The unprecedented boost for education in the stimulus “tells the country and the education world where the administration would like to go” on K-12 policy, he said. “They would really like to make a substantial change.”

During last year’s presidential election, education was largely drowned out on the campaign trail by such issues as the economy, the wars in Iraq and Afghanistan, and health care.

But Miller said the stimulus shows that President Barack Obama sees schools as a top priority.

“From the first time I met Barack Obama he made it clear that education was a very, very important part of his growing up and that [he appreciated] the opportunity it provided for him,” the committee chairman said.

Miller ran into a brick wall the last time he took a stab at renewing the No Child Left Behind Act. Back in August 2007, he introduced a discussion draft that drew criticism from all parts of the education spectrum, for being too complicated, too tough on schools, or not tough enough, and for including teacher incentive pay.

The draft never even became an official bill and progress on overhauling the law has been stalled ever since.

But Miller thinks that the education world may have become more accepting of policies that helped doom his past effort.

He acknowledged that the controversy’s not over on issues like incentive pay. “There are still plenty of people who are skeptical of these things,” he said, but added, “It’s pretty clear there’s a national conversation in support of changing the workplace” for teachers that includes performance pay and new strategies for recruitment and retention.

And Miller said that, during often tense negotiations over the stimulus, Arne Duncan, the incoming Secretary of Education, had plenty of chances to jettison the “reform” oriented pieces from the bill, but stuck by his guns.

“People knew what it would mean if these were accounts were funded” and appropriated money for them anyway, he said.

That sounded to me like Miller fully expects Congress to continue increased support for programs like the Teacher Incentive Fund, state data systems, and probably even Secretary Duncan’s new “race to the top fund,” which is aimed at rewarding states and districts who are boosting student achievement.
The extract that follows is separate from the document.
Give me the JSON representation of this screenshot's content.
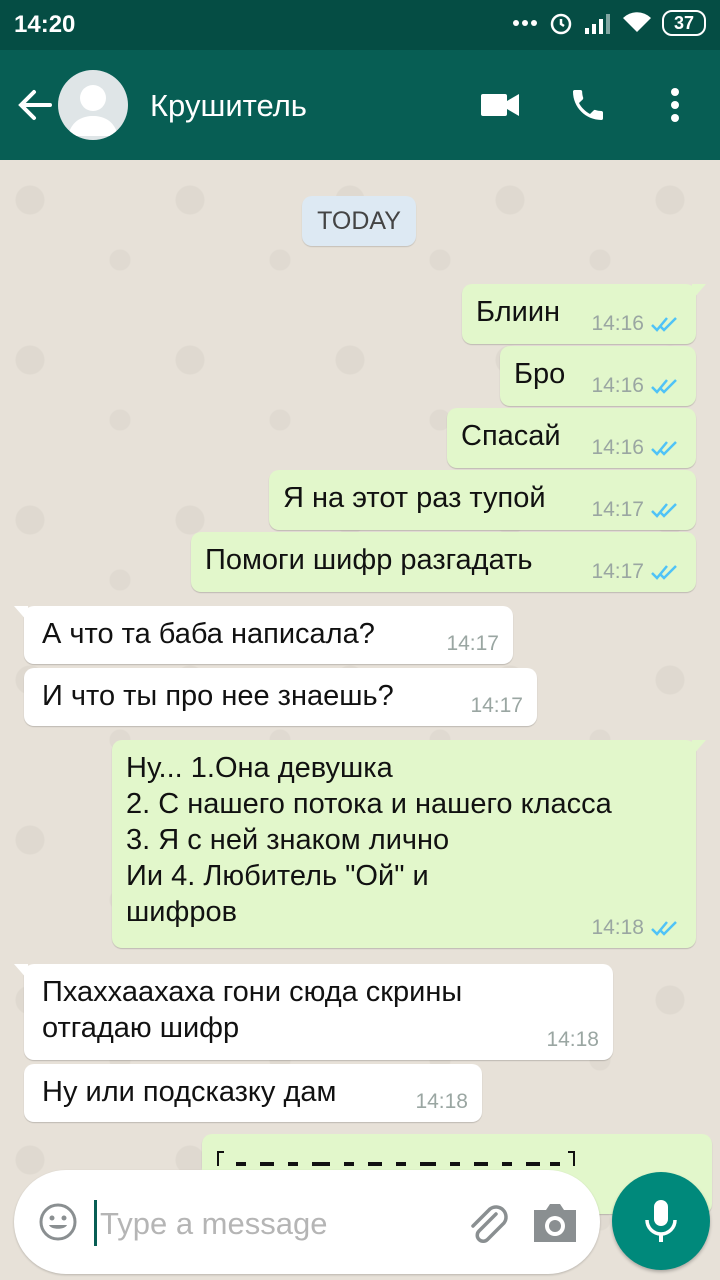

And, in our brief conversation, Miller really stressed the importance of state data systems, and emphasized that they’re also a big priority for Duncan. Some educators, including in Miller’s home state of California, are wary that state data systems could be used to tie teacher pay to student progress, but it sounds like the education chairman views them as a good way to measure student learning and wants to press full steam ahead.